Sicherheit bei der Geldanlage

Sicherheit bei der Geldanlage

Sichere Geldanlage – gibt es das wirklich?

Sparer und Anleger möchten ihr Vermögen am besten sicher, rentabel und jederzeit verfügbar anlegen. Doch in der heutigen Zeit mit sehr niedrigen oder gar Negativzinsen ist das nicht mehr machbar.

Tagesgeld oder Festgeld

Wenn man sein Vermögen in Tagesgelder oder Festgelder anlegt kann man sich zumindest auf die vermeintlich sichere gesetzliche Einlagensicherung verlassen. Diese garantiert einen Betrag von 100.000 Euro. Viele Banken und Institute sind zusätzlich noch Mitglieder in privaten Einlagensicherungsfonds (abhängig von der Art des Instituts). Es macht in jedem Fall Sinn für einen Teil seiner Ersparnisse eine solche Anlagemöglichkeit zu nutzen.
Leider zeigt die Beratungspraxis aber immer wieder, dass Anleger viel zu hohe Beträge in Festgelder oder Tagesgelder investieren.
Da es im Moment und wahrscheinlich auf absehbare Zeit kaum Zinsen für diese Art der Geldanlage gibt, vernichten in der Realität die Anleger aber Vermögen statt es zu vermehren.
Das liegt an der Geldentwertung (Inflation), die dafür sorgt, dass das Geld immer weniger wert ist.
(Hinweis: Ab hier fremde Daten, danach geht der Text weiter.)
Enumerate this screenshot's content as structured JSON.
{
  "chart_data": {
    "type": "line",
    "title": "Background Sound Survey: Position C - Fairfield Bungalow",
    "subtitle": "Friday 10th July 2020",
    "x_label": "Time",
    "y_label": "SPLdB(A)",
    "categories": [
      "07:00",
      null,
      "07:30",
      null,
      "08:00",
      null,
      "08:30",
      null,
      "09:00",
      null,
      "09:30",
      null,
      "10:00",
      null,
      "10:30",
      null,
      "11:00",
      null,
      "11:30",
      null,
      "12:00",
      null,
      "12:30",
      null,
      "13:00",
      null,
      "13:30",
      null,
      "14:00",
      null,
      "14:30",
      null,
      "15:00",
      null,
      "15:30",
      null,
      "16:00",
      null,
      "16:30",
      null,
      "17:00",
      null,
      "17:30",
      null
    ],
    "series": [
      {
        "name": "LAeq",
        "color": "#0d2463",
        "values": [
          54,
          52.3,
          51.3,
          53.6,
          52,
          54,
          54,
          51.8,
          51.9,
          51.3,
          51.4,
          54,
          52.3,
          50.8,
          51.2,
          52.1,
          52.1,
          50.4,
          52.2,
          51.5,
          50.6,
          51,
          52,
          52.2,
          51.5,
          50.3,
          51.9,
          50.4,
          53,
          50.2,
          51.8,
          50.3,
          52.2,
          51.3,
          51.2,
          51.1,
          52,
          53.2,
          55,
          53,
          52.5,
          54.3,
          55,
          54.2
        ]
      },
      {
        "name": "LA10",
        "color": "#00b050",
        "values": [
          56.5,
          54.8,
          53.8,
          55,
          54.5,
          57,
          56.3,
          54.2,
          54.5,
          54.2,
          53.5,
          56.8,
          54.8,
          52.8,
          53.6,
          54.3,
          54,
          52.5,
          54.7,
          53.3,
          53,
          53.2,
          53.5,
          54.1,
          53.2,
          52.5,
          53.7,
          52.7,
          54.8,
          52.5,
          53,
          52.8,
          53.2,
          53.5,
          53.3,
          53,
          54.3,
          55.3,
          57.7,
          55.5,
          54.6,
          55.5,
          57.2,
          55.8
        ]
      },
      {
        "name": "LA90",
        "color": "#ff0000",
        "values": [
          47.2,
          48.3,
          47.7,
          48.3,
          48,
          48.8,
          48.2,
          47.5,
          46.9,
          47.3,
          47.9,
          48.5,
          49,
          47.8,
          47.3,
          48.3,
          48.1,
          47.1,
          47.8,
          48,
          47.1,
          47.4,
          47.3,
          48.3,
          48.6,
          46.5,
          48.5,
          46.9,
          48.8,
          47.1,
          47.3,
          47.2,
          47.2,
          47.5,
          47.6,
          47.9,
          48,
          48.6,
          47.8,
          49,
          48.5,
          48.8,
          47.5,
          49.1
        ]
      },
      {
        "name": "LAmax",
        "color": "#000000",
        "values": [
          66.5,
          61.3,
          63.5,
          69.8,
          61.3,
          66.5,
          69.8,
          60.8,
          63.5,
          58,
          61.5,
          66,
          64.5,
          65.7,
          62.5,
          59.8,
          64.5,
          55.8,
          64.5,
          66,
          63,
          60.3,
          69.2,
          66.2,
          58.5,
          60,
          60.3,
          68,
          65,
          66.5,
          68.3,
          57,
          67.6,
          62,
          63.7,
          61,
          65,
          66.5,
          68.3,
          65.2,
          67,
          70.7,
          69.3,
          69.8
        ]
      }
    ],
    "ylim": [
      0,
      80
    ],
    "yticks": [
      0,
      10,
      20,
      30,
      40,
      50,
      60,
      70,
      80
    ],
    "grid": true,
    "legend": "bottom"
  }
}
Auch wenn die Inflationsrate relativ niedrig ist, macht sich dieser Effekt über die Jahre sehr negativ bemerkbar.
Daher sollte man nur den Teil seines Vermögens in eine solche Anlageform investieren, den man wirklich für unvorhergesehene Anschaffungen etc. benötigt oder wenn man in absehbarer Zeit einen festen Betrag, zum Beispiel für die Ablösung eines Kredites benötigt.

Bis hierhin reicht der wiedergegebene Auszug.